Sou um amedrontado pela página em branco, uma superfície
sempre arriscada.
Heleno Godoy [1]
Existem razões para escrever? Não sei. Só sei que escrever é
um mistério e uma fonte-foz de angústia.
Quando falo de escrever, obviamente não estou falando de
escrever um artigo acadêmico, um relatório técnico ou qualquer coisa ligada ao
mundo do trabalho e das obrigações. Estou falando da escrita que não se
paga, que não tem função explícita, que não é encomendada. Existe uma escrita
que é economicamente desnecessária e desprovida de pretensão-função educativa.

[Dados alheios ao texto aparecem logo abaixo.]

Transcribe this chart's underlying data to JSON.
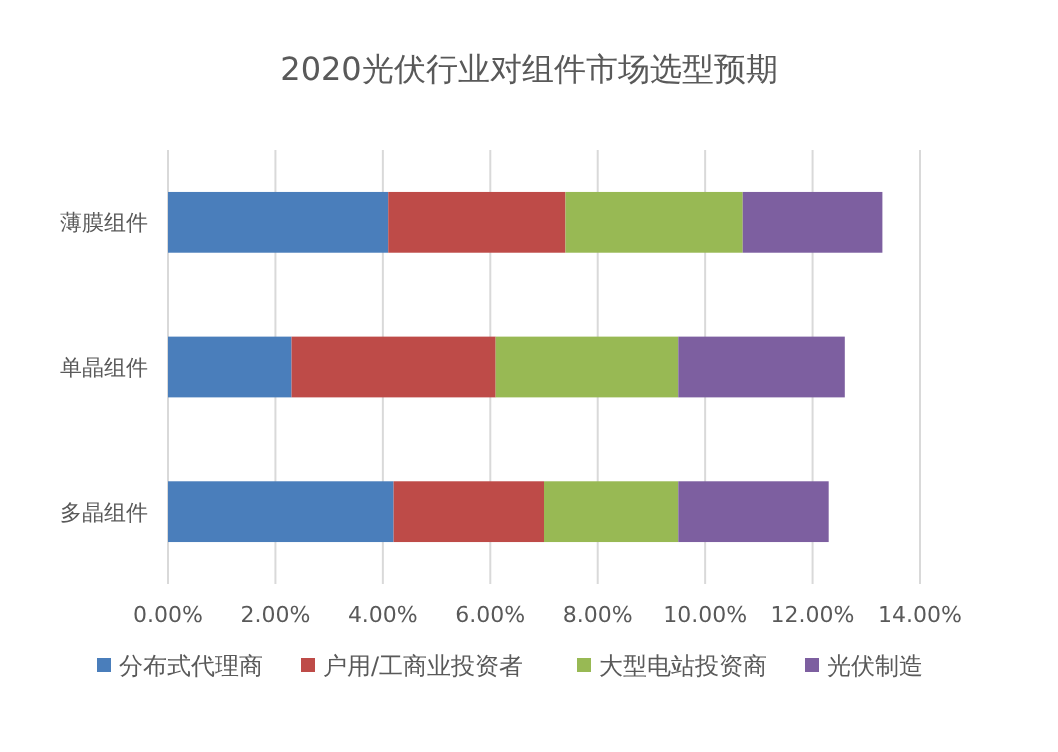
{
  "chart_data": {
    "type": "bar",
    "orientation": "horizontal",
    "stacked": true,
    "title": "2020光伏行业对组件市场选型预期",
    "categories": [
      "薄膜组件",
      "单晶组件",
      "多晶组件"
    ],
    "series": [
      {
        "name": "分布式代理商",
        "color": "#4a7ebb",
        "values": [
          4.1,
          2.3,
          4.2
        ]
      },
      {
        "name": "户用/工商业投资者",
        "color": "#be4b48",
        "values": [
          3.3,
          3.8,
          2.8
        ]
      },
      {
        "name": "大型电站投资商",
        "color": "#98b954",
        "values": [
          3.3,
          3.4,
          2.5
        ]
      },
      {
        "name": "光伏制造",
        "color": "#7d5fa0",
        "values": [
          2.6,
          3.1,
          2.8
        ]
      }
    ],
    "xlim": [
      0,
      14
    ],
    "xticks": [
      {
        "value": 0,
        "label": "0.00%"
      },
      {
        "value": 2,
        "label": "2.00%"
      },
      {
        "value": 4,
        "label": "4.00%"
      },
      {
        "value": 6,
        "label": "6.00%"
      },
      {
        "value": 8,
        "label": "8.00%"
      },
      {
        "value": 10,
        "label": "10.00%"
      },
      {
        "value": 12,
        "label": "12.00%"
      },
      {
        "value": 14,
        "label": "14.00%"
      }
    ],
    "grid": "x",
    "legend": "bottom"
  }
}
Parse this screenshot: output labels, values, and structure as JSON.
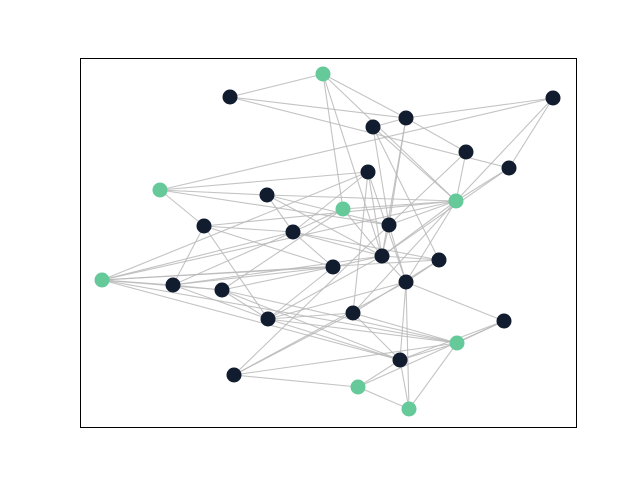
{
  "colors": {
    "background": "#ffffff",
    "frame": "#000000",
    "edge": "#b8b8b8",
    "node_dark": "#111d2e",
    "node_green": "#66c99a"
  },
  "graph": {
    "nodes": [
      {
        "id": 0,
        "group": "green"
      },
      {
        "id": 1,
        "group": "dark"
      },
      {
        "id": 2,
        "group": "dark"
      },
      {
        "id": 3,
        "group": "dark"
      },
      {
        "id": 4,
        "group": "dark"
      },
      {
        "id": 5,
        "group": "dark"
      },
      {
        "id": 6,
        "group": "dark"
      },
      {
        "id": 7,
        "group": "green"
      },
      {
        "id": 8,
        "group": "dark"
      },
      {
        "id": 9,
        "group": "green"
      },
      {
        "id": 10,
        "group": "green"
      },
      {
        "id": 11,
        "group": "dark"
      },
      {
        "id": 12,
        "group": "dark"
      },
      {
        "id": 13,
        "group": "dark"
      },
      {
        "id": 14,
        "group": "dark"
      },
      {
        "id": 15,
        "group": "dark"
      },
      {
        "id": 16,
        "group": "dark"
      },
      {
        "id": 17,
        "group": "dark"
      },
      {
        "id": 18,
        "group": "dark"
      },
      {
        "id": 19,
        "group": "dark"
      },
      {
        "id": 20,
        "group": "green"
      },
      {
        "id": 21,
        "group": "dark"
      },
      {
        "id": 22,
        "group": "dark"
      },
      {
        "id": 23,
        "group": "dark"
      },
      {
        "id": 24,
        "group": "dark"
      },
      {
        "id": 25,
        "group": "green"
      },
      {
        "id": 26,
        "group": "dark"
      },
      {
        "id": 27,
        "group": "dark"
      },
      {
        "id": 28,
        "group": "green"
      }
    ],
    "edges": [
      [
        0,
        1
      ],
      [
        0,
        4
      ],
      [
        0,
        9
      ],
      [
        0,
        10
      ],
      [
        0,
        16
      ],
      [
        1,
        6
      ],
      [
        1,
        4
      ],
      [
        2,
        4
      ],
      [
        2,
        6
      ],
      [
        2,
        7
      ],
      [
        2,
        10
      ],
      [
        3,
        4
      ],
      [
        3,
        14
      ],
      [
        3,
        15
      ],
      [
        3,
        10
      ],
      [
        4,
        14
      ],
      [
        4,
        16
      ],
      [
        4,
        5
      ],
      [
        5,
        10
      ],
      [
        5,
        14
      ],
      [
        6,
        10
      ],
      [
        6,
        16
      ],
      [
        7,
        8
      ],
      [
        7,
        11
      ],
      [
        7,
        13
      ],
      [
        7,
        14
      ],
      [
        8,
        10
      ],
      [
        8,
        14
      ],
      [
        8,
        12
      ],
      [
        8,
        16
      ],
      [
        9,
        12
      ],
      [
        9,
        21
      ],
      [
        9,
        16
      ],
      [
        9,
        10
      ],
      [
        10,
        11
      ],
      [
        10,
        18
      ],
      [
        10,
        20
      ],
      [
        10,
        23
      ],
      [
        10,
        14
      ],
      [
        10,
        16
      ],
      [
        11,
        12
      ],
      [
        11,
        17
      ],
      [
        11,
        19
      ],
      [
        11,
        22
      ],
      [
        12,
        17
      ],
      [
        12,
        16
      ],
      [
        12,
        15
      ],
      [
        12,
        20
      ],
      [
        12,
        13
      ],
      [
        12,
        19
      ],
      [
        13,
        16
      ],
      [
        13,
        23
      ],
      [
        13,
        20
      ],
      [
        13,
        18
      ],
      [
        14,
        16
      ],
      [
        14,
        18
      ],
      [
        14,
        27
      ],
      [
        15,
        16
      ],
      [
        15,
        18
      ],
      [
        15,
        20
      ],
      [
        15,
        23
      ],
      [
        16,
        17
      ],
      [
        16,
        18
      ],
      [
        16,
        19
      ],
      [
        16,
        22
      ],
      [
        17,
        19
      ],
      [
        17,
        22
      ],
      [
        17,
        20
      ],
      [
        17,
        21
      ],
      [
        18,
        22
      ],
      [
        18,
        26
      ],
      [
        18,
        24
      ],
      [
        19,
        20
      ],
      [
        19,
        21
      ],
      [
        19,
        22
      ],
      [
        20,
        21
      ],
      [
        20,
        24
      ],
      [
        20,
        25
      ],
      [
        21,
        24
      ],
      [
        21,
        25
      ],
      [
        21,
        22
      ],
      [
        22,
        23
      ],
      [
        22,
        24
      ],
      [
        22,
        25
      ],
      [
        23,
        24
      ],
      [
        23,
        25
      ],
      [
        23,
        27
      ],
      [
        24,
        25
      ],
      [
        24,
        28
      ],
      [
        24,
        26
      ],
      [
        25,
        26
      ],
      [
        25,
        27
      ],
      [
        26,
        28
      ],
      [
        27,
        28
      ],
      [
        27,
        18
      ]
    ]
  }
}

É dessa que estou falando.
Penso que algumas pessoas escrevem simplesmente porque estão
programadas pra escrever. Existe nelas uma base artística que controla os fluxos
da escrita.
Ainda não dispomos de conhecimento suficiente para discernir-descrever
a natureza desse sistema. Também não sabemos quem (ou o que) o engastou na alma da pessoa e
por que razão fez isso. O fato é que há, em algumas pessoas, uma disposição perfeita,
indomável e inadiável pra escrever.
Nessas pessoas, quando os gatilhos e comandos do texto são
disparados, não há outra coisa a fazer senão escrever. Não se pode negar um
texto a uma alma que é dotada de criação literária. Quando as palavras acordam,
uma tremenda balbúrdia se instala na alma; só uma tela em branco clamando por
um texto pode salvá-la.
Há outras pessoas que escrevem porque sentem a necessidade
de escrever. Essas pessoas não são programadas pra escrever. O texto não
irrompe, não está pronto. Na verdade, pede para ser construído. E, como ele não
é fruto de ação espontânea, precisa ser pensado, mexido, acariciado, namorado e,
sangrentamente, elaborado.
Quando não se tem uma base interna que empurra o texto para
fora a qualquer custo, o esforço para gerá-lo é sempre absurdo e cruel.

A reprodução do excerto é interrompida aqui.